Keputusan majelis hakim Pengadilan Militer Tinggi II-06 Jakarta yang membatalkan pemecatan dua prajurit TNI pelaku penyiraman air keras terhadap Wakil Koordinator Komisi untuk Orang Hilang dan Korban Tindak Kekerasan (KontraS) Andrie Yunus memicu kritik tajam dari akademisi hukum. Guru Besar Fakultas Hukum Universitas Jenderal Soedirman (Unsoed), Hibnu Nugroho, menilai langkah tersebut keliru dan tidak sejalan dengan prinsip keadilan, terutama karena tindakan para prajurit itu masuk ranah kejahatan sipil yang membahayakan masyarakat.
Menurut Hibnu, anggota TNI yang melakukan tindak pidana di luar tugas pokok dan fungsinya—apalagi hingga mengancam keselamatan warga—seharusnya diberhentikan dari dinas militer. “Seseorang yang melakukan kejahatan di luar tupoksinya dan bisa mengkhawatirkan orang, pecat selesai,” ujarnya dalam sebuah diskusi yang disiarkan Kompas TV, Sabtu (5/9/2026). Pernyataan itu menegaskan bahwa pemecatan bukan sekadar hukuman, melainkan langkah perlindungan publik dari oknum yang mencoreng institusi.
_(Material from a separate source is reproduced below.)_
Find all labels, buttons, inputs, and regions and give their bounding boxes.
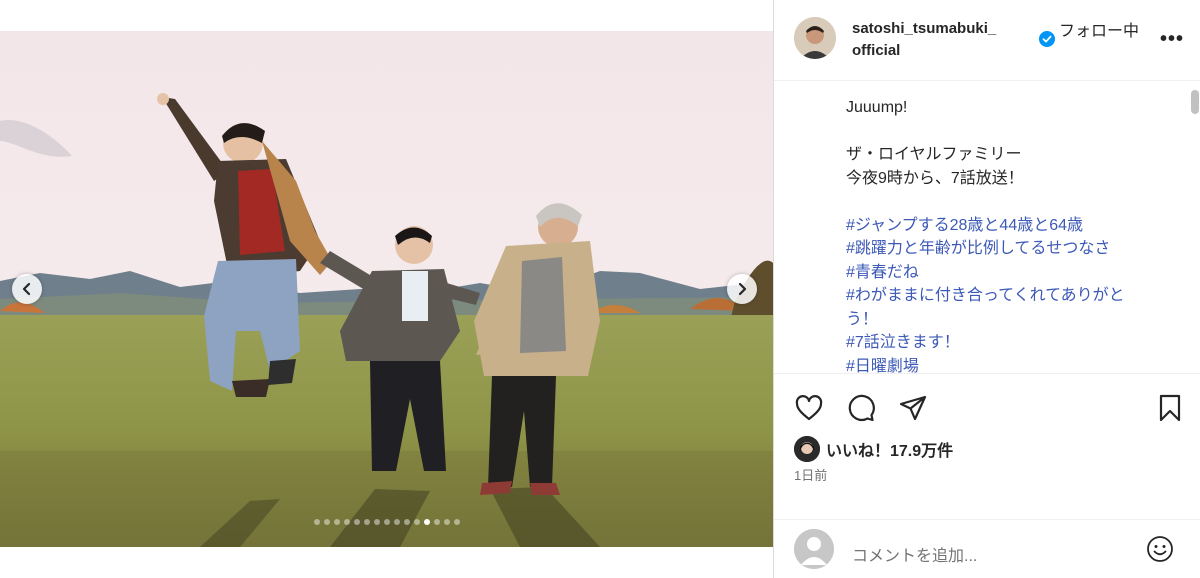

Hibnu kemudian menyoroti disparitas penanganan antara TNI dan Polri. Ia mencontohkan institusi kepolisian yang dinilainya lebih maju dalam menjatuhkan sanksi etik. “Polisi kita lebih maju. Baru ada dugaan kasus, pecat dulu, baru tindakan peradilan,” katanya. Sebaliknya, mekanisme peradilan militer saat ini justru menempuh jalur pemidanaan terlebih dahulu, baru kemudian mempertimbangkan pemberhentian—sebuah alur yang menurutnya perlu dievaluasi. Ia bahkan menyarankan agar TNI meniru Polri yang menerapkan “pecat dulu, baru peradilan” untuk kasus-kasus kriminal murni.
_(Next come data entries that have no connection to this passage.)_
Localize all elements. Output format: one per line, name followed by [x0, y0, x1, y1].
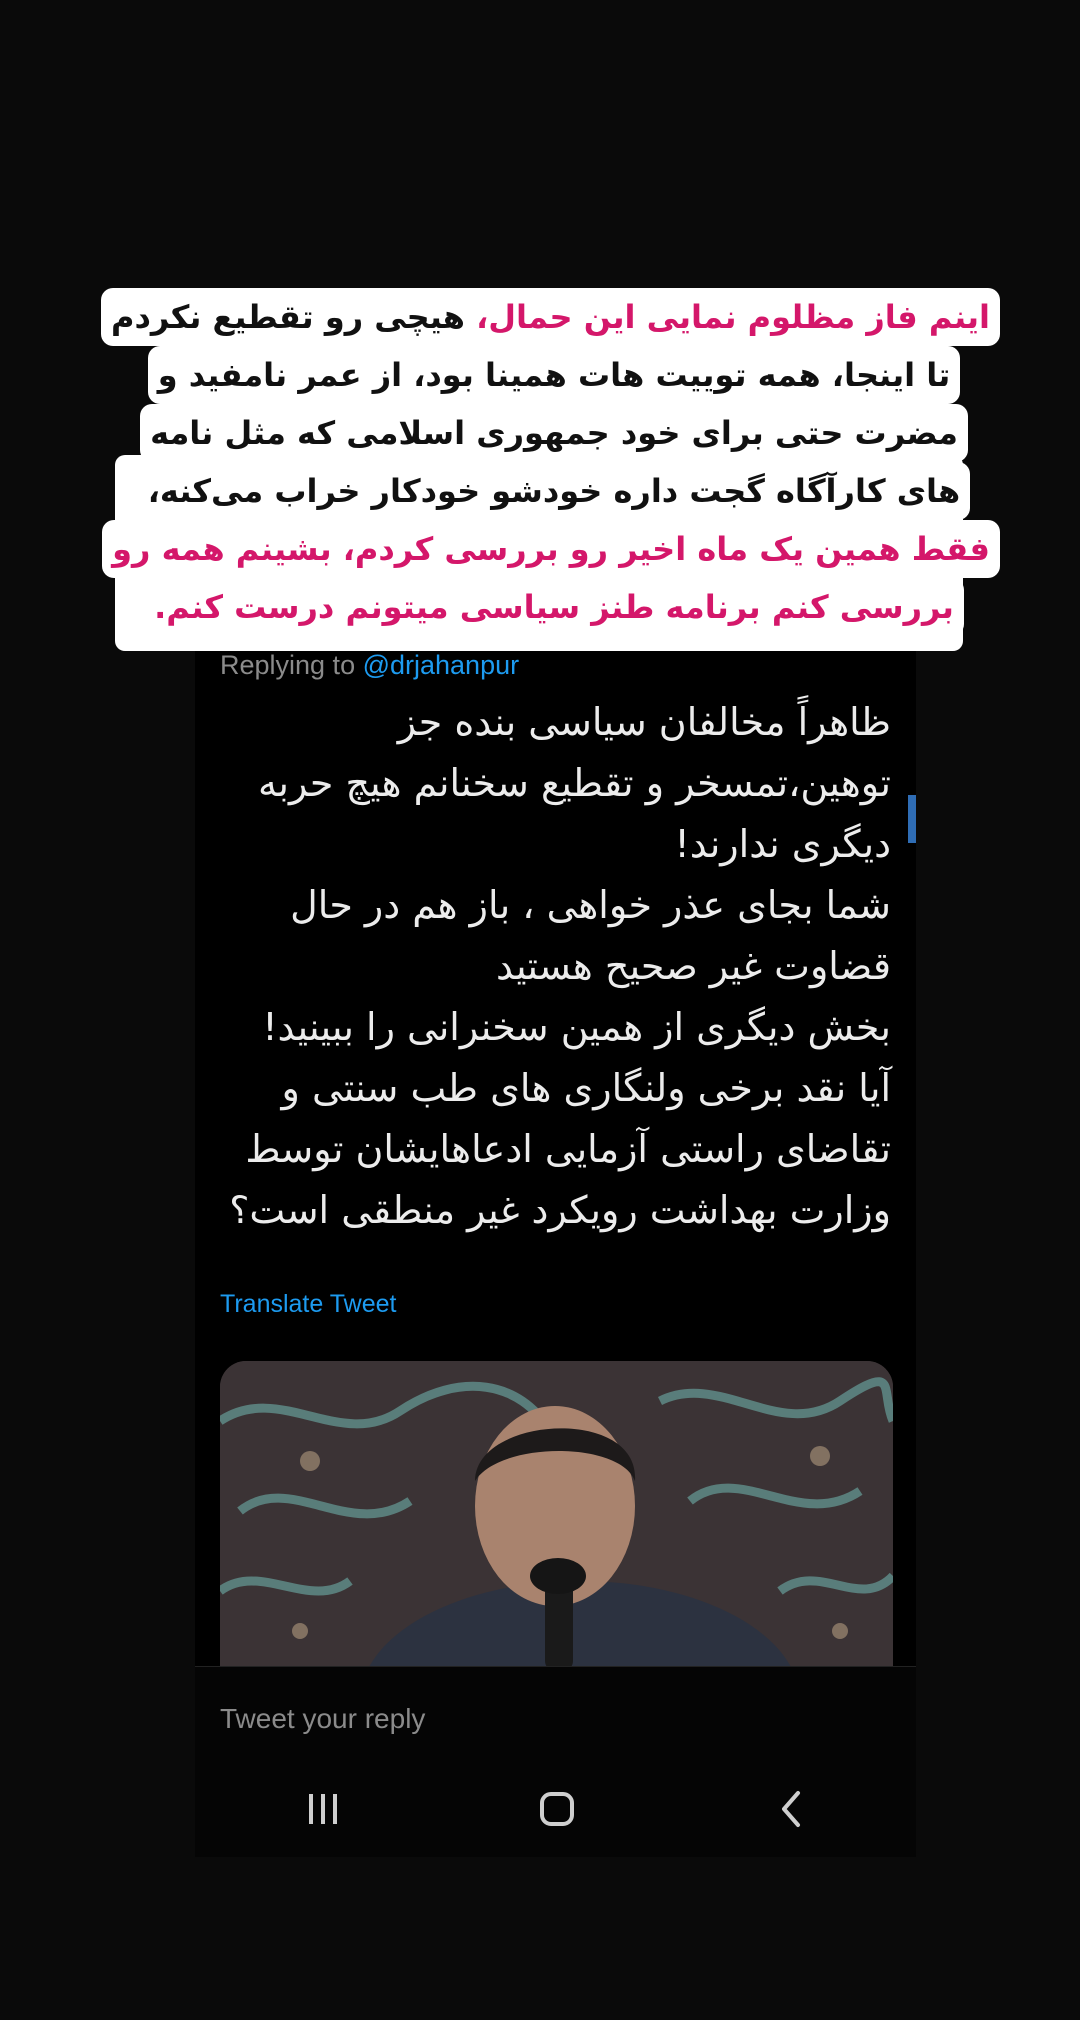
screenshot-phone-screen: Replying to @drjahanpur ظاهراً مخالفان س… — [195, 620, 916, 1857]
home-icon — [540, 1792, 574, 1826]
caption-line-6: بررسی کنم برنامه طنز سیاسی میتونم درست ک… — [144, 578, 964, 636]
caption-line-3: مضرت حتی برای خود جمهوری اسلامی که مثل ن… — [140, 404, 968, 462]
tweet-line: شما بجای عذر خواهی ، باز هم در حال — [290, 883, 891, 927]
tweet-line: ظاهراً مخالفان سیاسی بنده جز — [397, 700, 891, 744]
caption-line-5: فقط همین یک ماه اخیر رو بررسی کردم، بشین… — [102, 520, 1000, 578]
recents-icon — [309, 1794, 337, 1824]
tweet-line: تقاضای راستی آزمایی ادعاهایشان توسط — [245, 1127, 891, 1171]
tweet-line: توهین،تمسخر و تقطیع سخنانم هیچ حربه — [258, 761, 891, 805]
caption-line-1: اینم فاز مظلوم نمایی این حمال، هیچی رو ت… — [100, 288, 1000, 346]
video-thumbnail-icon — [220, 1361, 893, 1671]
caption-line-2: تا اینجا، همه توییت هات همینا بود، از عم… — [147, 346, 961, 404]
android-navigation-bar — [195, 1754, 916, 1857]
tweet-line: آیا نقد برخی ولنگاری های طب سنتی و — [281, 1066, 891, 1110]
scrollbar-thumb[interactable] — [908, 795, 916, 843]
caption-highlight: اینم فاز مظلوم نمایی این حمال، — [476, 298, 990, 336]
translate-tweet-link[interactable]: Translate Tweet — [220, 1290, 396, 1319]
recents-button[interactable] — [293, 1784, 353, 1834]
replying-prefix: Replying to — [220, 650, 363, 680]
story-caption: اینم فاز مظلوم نمایی این حمال، هیچی رو ت… — [100, 288, 1000, 636]
tweet-line: دیگری ندارند! — [674, 822, 891, 866]
tweet-line: بخش دیگری از همین سخنرانی را ببینید! — [262, 1005, 891, 1049]
caption-text: هیچی رو تقطیع نکردم — [110, 298, 477, 336]
replying-handle-link[interactable]: @drjahanpur — [363, 650, 520, 680]
tweet-text: ظاهراً مخالفان سیاسی بنده جز توهین،تمسخر… — [221, 692, 891, 1241]
back-icon — [782, 1791, 800, 1827]
replying-to: Replying to @drjahanpur — [220, 650, 519, 681]
tweet-video-thumbnail[interactable] — [220, 1361, 893, 1671]
back-button[interactable] — [761, 1784, 821, 1834]
tweet-reply-input[interactable]: Tweet your reply — [220, 1703, 425, 1735]
tweet-line: قضاوت غیر صحیح هستید — [496, 944, 891, 988]
reply-bar: Tweet your reply — [195, 1666, 916, 1755]
home-button[interactable] — [527, 1784, 587, 1834]
caption-line-4: های کارآگاه گجت داره خودشو خودکار خراب م… — [137, 462, 971, 520]
tweet-line: وزارت بهداشت رویکرد غیر منطقی است؟ — [229, 1188, 891, 1232]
Lebih jauh, pakar hukum pidana itu mempertanyakan argumen “kepentingan militer” yang kerap dijadikan alasan mempertahankan status prajurit bermasalah. Menurutnya, kasus penyiraman air keras terhadap Andrie Yunus merupakan tindak pidana sipil, bukan pelanggaran yang berkaitan dengan tugas kemiliteran. “Wong itu melakukan kejahatan kok. Tidak ada ruginya bagi militer, kecuali jika itu kejahatan dalam bidang militer. Ini kejahatan sipil, jadi tidak apple to apple,” tegasnya. Ia menilai pembelaan atas nama kepentingan korps menjadi tidak relevan ketika prajurit telah melakukan perbuatan yang mencemarkan nama baik institusi.
Kritik ini sekaligus membuka kembali diskusi tentang efektivitas peradilan militer di Indonesia. Sejak awal, banyak pihak mempertanyakan mengapa kasus yang melibatkan warga sipil sebagai korban justru ditangani oleh pengadilan militer, bukan pengadilan umum. Hibnu menggarisbawahi bahwa transparansi dan objektivitas menjadi taruhannya. Jika peradilan militer terus mempertahankan anggotanya yang terbukti melakukan kejahatan sipil, publik akan semakin sulit mempercayai adanya keadilan yang setara di hadapan hukum.
Implikasi dari putusan ini tidak hanya berdampak pada proses hukum kasus Andrie Yunus, tetapi juga pada kepercayaan publik terhadap supremasi hukum dan reformasi internal TNI. Di tengah upaya membangun citra profesionalisme, keputusan yang tampak melindungi anggota justru dapat menjadi bumerang. Publik Indonesia, yang semakin kritis terhadap penegakan hukum, akan terus mengawal apakah ada upaya banding atau langkah lain dari jaksa militer. Pertanyaannya kini: akankah institusi TNI berani mengambil langkah tegas untuk membersihkan barisannya, atau justru mempertahankan status quo yang berpotensi menggerus kepercayaan masyarakat?